En su primera entrevista desde que se fugó después de ocho años de cautiverio a manos de las Fuerzas Armadas Revolucionarias de Colombia (FARC), el policía Jhon Frank Pinchao dijo el viernes por la noche en el canal de televisión estatal que un intento de rescate probablemente tendría un resultado sangriento.
Esta apreciación de Pinchao se originó luego que el presidente Alvaro Uribe ordenara el viernes intensificar los esfuerzo militares para liberar a los secuestrados.
El policía explicó que los secuestrados saben que un rescate militar en la práctica podría suponer su muerte, pero que en su caso prefería que su familia tuviera la certeza de saber que él había muerto y no la incertidumbre de un secuestro por tiempo indefinido.
En la entrevista de 40 minutos, Pinchao dijo que Marc Gonsalves, Tom Howes y Keith Stansell, los tres secuestrados estadounidenses, llegaron hace 10 meses al campamento donde él estaba recluido junto a la ex candidata presidencial Ingrid Betancourt.
Los tres contratistas estadounidenses, empleados de Northrop Grumman Corp., realizaban tareas de vigilancia antinarcóticos cuando su avión se estrelló en el 2003 en el sur del país.
Pinchao relató que los estadounidenses pasaban la mayor parte del tiempo recibiendo clases de español e impartiendo lecciones de inglés con sus compañeros en cautiverio.
Howes le enseñaba hasta que se les acabaron los cuadernos y los bolígrafos y Gonsalves le pidió a los guerrilleros más materiales para continuar las clases.
Stansell, por su parte, lo instruía sobre el diseño de ingeniería de un avión.
A cambio, él y los otros nueve secuestrados colombianos intentaban olvidarse del sufrimiento del secuestro enseñándoles a los estadounidenses la jerga del país y cómo negociar para obtener buenas rebajas en Bogotá, relató Pinchao en medio una de las pocas sonrisas durante la entrevista en que revivió su largo cautiverio y su escape.
Pinchao fue encontrado el miércoles por una patrulla antinarcóticos después de caminar y nadar durante 17 días.
Luego de escuchar a Pinchao describir cómo los guerrilleros lo trataron durante su cautiverio, Uribe reiteró su orden de liberar por medio de operaciones militares a los secuestrados, incluyendo a Betancourt y a los estadounidenses.
Pero Pinchao y la mayoría de los familiares de los secuestrados temen que ese tipo de operaciones puede resultar en la muerte de sus seres queridos.
El policía dijo que la misión de sus guardias es mantener a los secuestrados con vida, pero que tampoco estaba permitido dejar que las tropas del gobierno los liberaran.

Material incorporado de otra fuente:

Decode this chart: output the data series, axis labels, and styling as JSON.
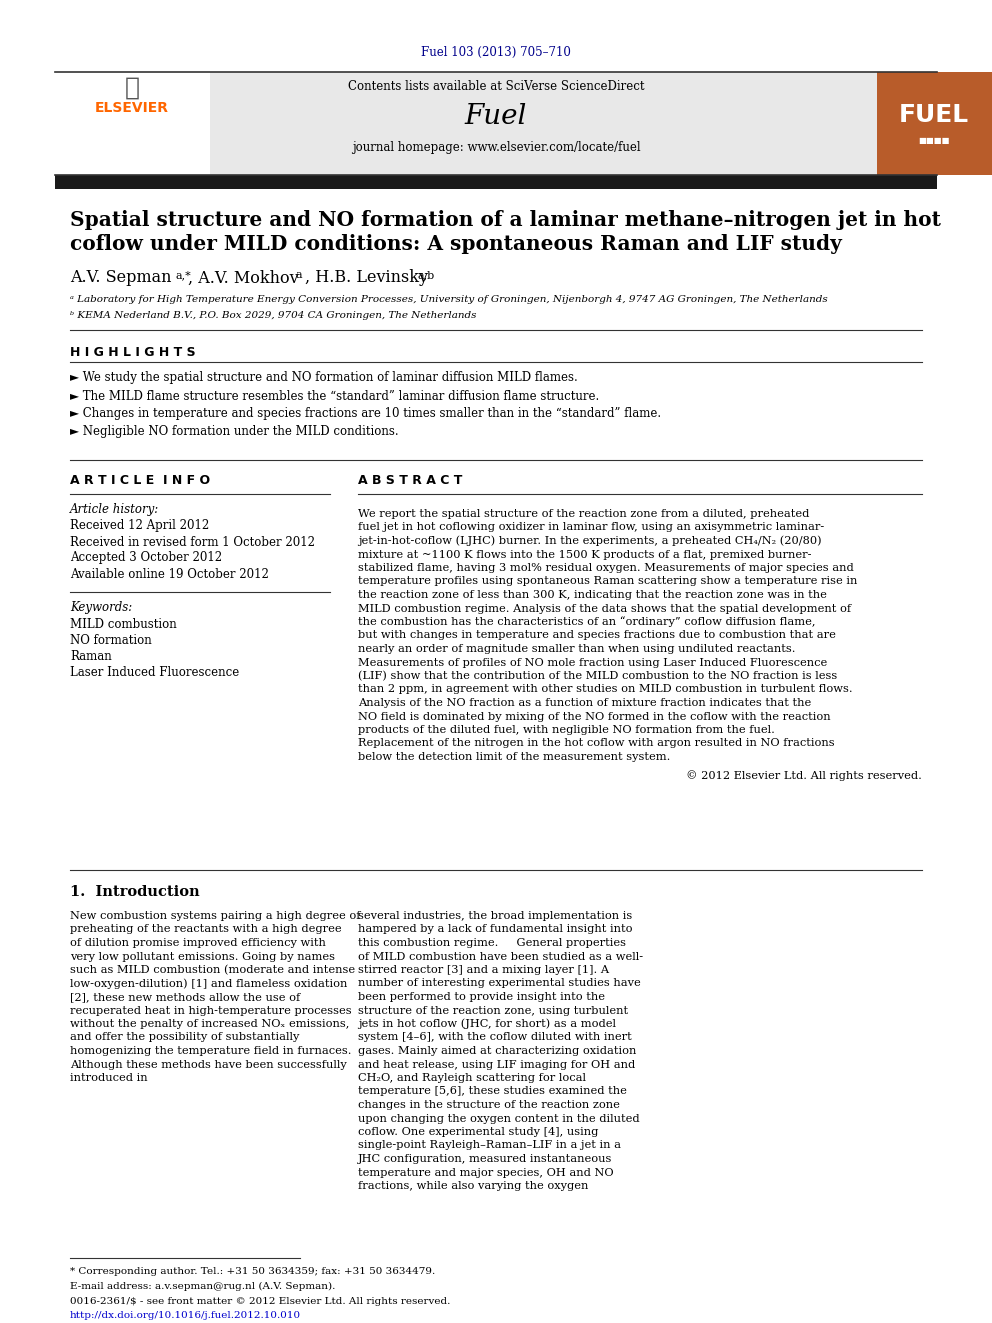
{
  "journal_ref": "Fuel 103 (2013) 705–710",
  "journal_ref_color": "#00008B",
  "header_bg": "#E8E8E8",
  "header_border_color": "#333333",
  "elsevier_color": "#FF6600",
  "fuel_journal": "Fuel",
  "contents_text": "Contents lists available at ",
  "sciverse_text": "SciVerse ScienceDirect",
  "sciverse_color": "#0000CC",
  "homepage_text": "journal homepage: www.elsevier.com/locate/fuel",
  "thick_bar_color": "#1A1A1A",
  "title": "Spatial structure and NO formation of a laminar methane–nitrogen jet in hot\ncoflow under MILD conditions: A spontaneous Raman and LIF study",
  "authors": "A.V. Sepman",
  "author_superscripts": "a,*",
  "author2": ", A.V. Mokhov",
  "author2_sup": "a",
  "author3": ", H.B. Levinsky",
  "author3_sup": "a,b",
  "affil1": "ᵃ Laboratory for High Temperature Energy Conversion Processes, University of Groningen, Nijenborgh 4, 9747 AG Groningen, The Netherlands",
  "affil2": "ᵇ KEMA Nederland B.V., P.O. Box 2029, 9704 CA Groningen, The Netherlands",
  "highlights_label": "H I G H L I G H T S",
  "highlights": [
    "We study the spatial structure and NO formation of laminar diffusion MILD flames.",
    "The MILD flame structure resembles the “standard” laminar diffusion flame structure.",
    "Changes in temperature and species fractions are 10 times smaller than in the “standard” flame.",
    "Negligible NO formation under the MILD conditions."
  ],
  "article_info_label": "A R T I C L E  I N F O",
  "abstract_label": "A B S T R A C T",
  "article_history_label": "Article history:",
  "received": "Received 12 April 2012",
  "revised": "Received in revised form 1 October 2012",
  "accepted": "Accepted 3 October 2012",
  "available": "Available online 19 October 2012",
  "keywords_label": "Keywords:",
  "keywords": [
    "MILD combustion",
    "NO formation",
    "Raman",
    "Laser Induced Fluorescence"
  ],
  "abstract_text": "We report the spatial structure of the reaction zone from a diluted, preheated fuel jet in hot coflowing oxidizer in laminar flow, using an axisymmetric laminar-jet-in-hot-coflow (LJHC) burner. In the experiments, a preheated CH₄/N₂ (20/80) mixture at ~1100 K flows into the 1500 K products of a flat, premixed burner-stabilized flame, having 3 mol% residual oxygen. Measurements of major species and temperature profiles using spontaneous Raman scattering show a temperature rise in the reaction zone of less than 300 K, indicating that the reaction zone was in the MILD combustion regime. Analysis of the data shows that the spatial development of the combustion has the characteristics of an “ordinary” coflow diffusion flame, but with changes in temperature and species fractions due to combustion that are nearly an order of magnitude smaller than when using undiluted reactants. Measurements of profiles of NO mole fraction using Laser Induced Fluorescence (LIF) show that the contribution of the MILD combustion to the NO fraction is less than 2 ppm, in agreement with other studies on MILD combustion in turbulent flows. Analysis of the NO fraction as a function of mixture fraction indicates that the NO field is dominated by mixing of the NO formed in the coflow with the reaction products of the diluted fuel, with negligible NO formation from the fuel. Replacement of the nitrogen in the hot coflow with argon resulted in NO fractions below the detection limit of the measurement system.",
  "copyright": "© 2012 Elsevier Ltd. All rights reserved.",
  "intro_label": "1.  Introduction",
  "intro_col1": "New combustion systems pairing a high degree of preheating of the reactants with a high degree of dilution promise improved efficiency with very low pollutant emissions. Going by names such as MILD combustion (moderate and intense low-oxygen-dilution) [1] and flameless oxidation [2], these new methods allow the use of recuperated heat in high-temperature processes without the penalty of increased NOₓ emissions, and offer the possibility of substantially homogenizing the temperature field in furnaces. Although these methods have been successfully introduced in",
  "intro_col2": "several industries, the broad implementation is hampered by a lack of fundamental insight into this combustion regime.\n    General properties of MILD combustion have been studied as a well-stirred reactor [3] and a mixing layer [1]. A number of interesting experimental studies have been performed to provide insight into the structure of the reaction zone, using turbulent jets in hot coflow (JHC, for short) as a model system [4–6], with the coflow diluted with inert gases. Mainly aimed at characterizing oxidation and heat release, using LIF imaging for OH and CH₂O, and Rayleigh scattering for local temperature [5,6], these studies examined the changes in the structure of the reaction zone upon changing the oxygen content in the diluted coflow. One experimental study [4], using single-point Rayleigh–Raman–LIF in a jet in a JHC configuration, measured instantaneous temperature and major species, OH and NO fractions, while also varying the oxygen",
  "footnote_star": "* Corresponding author. Tel.: +31 50 3634359; fax: +31 50 3634479.",
  "footnote_email": "E-mail address: a.v.sepman@rug.nl (A.V. Sepman).",
  "issn": "0016-2361/$ - see front matter © 2012 Elsevier Ltd. All rights reserved.",
  "doi": "http://dx.doi.org/10.1016/j.fuel.2012.10.010",
  "doi_color": "#0000CC",
  "bg_color": "#FFFFFF",
  "text_color": "#000000"
}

También contó que la último vez que lo vio, Gonsalves sufría hepatitis y que los otros secuestrados intentaban evitar la malnutrición causada por una dieta de solamente arroz y frijoles.
Pinchao planificó metódicamente su escape durante varios meses, escondiendo raciones de arroz en preparación para su huida.
Su oportunidad llegó durante una tormenta torrencial en la que aprovecho un descuido de sus guardias para escapar hacia la jungla.
Betancourt, que tiene doble ciudadanía de Francia y Colombia, ha sido castigada en varias ocasiones y encadena en el cuello por días y meses por intentar escapar, contó el agente policial.
Ella también ha sufrido de hepatitis, pero recientemente se ha recuperado y realiza ejercicios todos los días, según relataron a la AP familiares que se reunieron con Pinchao, que dijo que nunca vio a los estadounidenses encadenados de esa manera ya que nunca intentaron escapar.